Difference(s) between Rational Expectations Equilibrium and Nash equilibium

What is the major difference between the notion of rational expectations equilibrium and Nash equilibium? And why do we, only, have a rational expectation about the first moment (the price) in the former one? Do they coincide or they constitute a completely different framework? They seem so similar to me in some articles, that I can not distinguish their features if they are any!

• @markleeds Please post answers as answers. Mar 27, 2020 at 6:28
• sure. but I'm not sure if it's a "true" answer. I'll move it. Mar 27, 2020 at 13:27

Hi: They are pretty close to completely different. I don't know the least thing about game theory but a nash equilibrium describes what happens in a game when two or more people have a certain type of expectation. RE is one type of expectation but if you google for RE you'll see that it's a field in itself. It happens to have an application in game theory but it's a seperate field developed by macro-economists in the early 70's. RE founder could be viewed as Lucas or John Muth depending on who you ask. Muth came up with the concept in 1961. Lucas applied it to macro-economics in the early 70's and it took off from there.

• It is true that Rational Expectations is mostly used within the field of macroeconomics, but there is a connection with Nash equilibrium. Apr 26, 2020 at 15:18
• @brunosalcedo: That's kind of why I wanted to keep my answer as a comment. If you can summarize the relation, it's appreciated. Apr 27, 2020 at 16:06

I think you just need to compare model-specific definitions carefully, rather than vague notions.

Nash equilibirum (NE) typically is a strategy profile such that every player's strategy is actually a best response to other players' strategies, i.e. that no player in this equilibrium has any incentive to deviate.

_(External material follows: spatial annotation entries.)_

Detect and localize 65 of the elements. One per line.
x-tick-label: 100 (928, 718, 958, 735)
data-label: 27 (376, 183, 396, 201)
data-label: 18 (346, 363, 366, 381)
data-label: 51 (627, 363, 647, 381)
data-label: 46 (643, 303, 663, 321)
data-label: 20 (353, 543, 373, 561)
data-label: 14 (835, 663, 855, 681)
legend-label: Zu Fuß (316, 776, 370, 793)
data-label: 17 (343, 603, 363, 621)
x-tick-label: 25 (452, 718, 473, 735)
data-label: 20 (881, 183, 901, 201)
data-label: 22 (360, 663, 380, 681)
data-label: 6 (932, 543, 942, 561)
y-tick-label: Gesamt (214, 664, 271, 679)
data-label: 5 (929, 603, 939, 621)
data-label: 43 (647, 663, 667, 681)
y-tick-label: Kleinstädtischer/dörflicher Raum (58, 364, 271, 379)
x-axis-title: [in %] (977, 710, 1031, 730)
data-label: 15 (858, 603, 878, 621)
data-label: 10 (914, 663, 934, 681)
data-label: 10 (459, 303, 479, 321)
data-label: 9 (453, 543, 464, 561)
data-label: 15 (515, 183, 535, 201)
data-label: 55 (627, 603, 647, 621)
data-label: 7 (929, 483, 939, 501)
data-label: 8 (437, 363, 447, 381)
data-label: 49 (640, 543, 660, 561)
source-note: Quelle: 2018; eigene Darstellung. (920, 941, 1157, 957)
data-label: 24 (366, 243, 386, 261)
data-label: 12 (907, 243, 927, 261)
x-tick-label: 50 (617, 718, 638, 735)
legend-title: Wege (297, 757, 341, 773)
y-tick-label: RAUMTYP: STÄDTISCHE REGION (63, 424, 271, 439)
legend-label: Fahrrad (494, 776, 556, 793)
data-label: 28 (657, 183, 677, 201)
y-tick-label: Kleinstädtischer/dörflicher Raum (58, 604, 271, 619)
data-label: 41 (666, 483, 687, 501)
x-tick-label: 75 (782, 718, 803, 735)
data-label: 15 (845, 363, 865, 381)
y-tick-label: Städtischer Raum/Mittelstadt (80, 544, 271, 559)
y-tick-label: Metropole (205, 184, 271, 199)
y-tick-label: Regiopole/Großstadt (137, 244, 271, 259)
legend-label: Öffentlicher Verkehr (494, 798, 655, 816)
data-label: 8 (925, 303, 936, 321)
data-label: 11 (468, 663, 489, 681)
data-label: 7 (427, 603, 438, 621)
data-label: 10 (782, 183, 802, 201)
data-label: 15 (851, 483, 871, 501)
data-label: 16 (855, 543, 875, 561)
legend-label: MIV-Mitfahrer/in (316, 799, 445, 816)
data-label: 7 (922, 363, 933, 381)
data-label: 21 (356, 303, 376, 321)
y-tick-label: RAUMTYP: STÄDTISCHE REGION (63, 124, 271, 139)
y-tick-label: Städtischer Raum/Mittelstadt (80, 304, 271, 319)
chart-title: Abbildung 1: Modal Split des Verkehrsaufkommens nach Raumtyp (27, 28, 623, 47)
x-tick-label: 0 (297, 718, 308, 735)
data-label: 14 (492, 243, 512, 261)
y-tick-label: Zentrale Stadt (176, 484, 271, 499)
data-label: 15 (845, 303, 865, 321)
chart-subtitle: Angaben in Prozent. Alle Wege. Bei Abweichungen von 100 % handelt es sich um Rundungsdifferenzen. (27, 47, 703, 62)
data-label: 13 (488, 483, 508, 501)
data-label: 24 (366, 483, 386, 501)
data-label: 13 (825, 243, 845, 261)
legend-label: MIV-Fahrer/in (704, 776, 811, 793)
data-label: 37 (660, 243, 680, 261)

Rational expectations equilibirum (REE) in macroeconomics is typically defined as a set of prices (actually price functions of some state variable) and agents' decisions (i.e. strategies in the language of game theory rather than decision theory) and perceived laws of motion for some state variables, such that given prices and these perceived laws of motions (i.e. expectations), agents maximize their respective objective functions, markets clear and, last but not least, the perceived law of motion coincides with the actual law of motion in this equilibrium (this is the actual law of motion).

Note that while NE concretely specifies the number of agents (i.e. players) involved (at least typically it's a finite number of players) in a game studied by game theory, REE can be more abstract as it typically involves representative households and representative firms, which means that the all the households and firms can be represented by one household and one firm. Additionally, in the latter there's this impersonal aspect of market equilibirum: magic happens and markets clear. Finally, there's this explicit intertemporal dimension in the latter involving the coincidence between perceived laws of motion and the actual ones. In contrast, NE doesn't involve any of these, but in case of imperfect information, expectations (beliefs) are explicitly taken into consideration in the notions of, say, weak perfect bayesian equilibirum, in which additionally implausible Nash equilibria are ruled out.

"And why do we, only, have a rational expectation about the first moment (the price) in the former one?"

I don't know what you exactly mean by the moment in this context, but in the model in which prices are flexible, price isn't even a state variable (if the states are minimally, parsimoniously defined), but, say, capital or technology can be the only state variables, so rational expectations need only primarily involve capital and technology rather than prices. But in the models with sticky prices, prices can actually be the state variables, so the expectations can primarily involve them.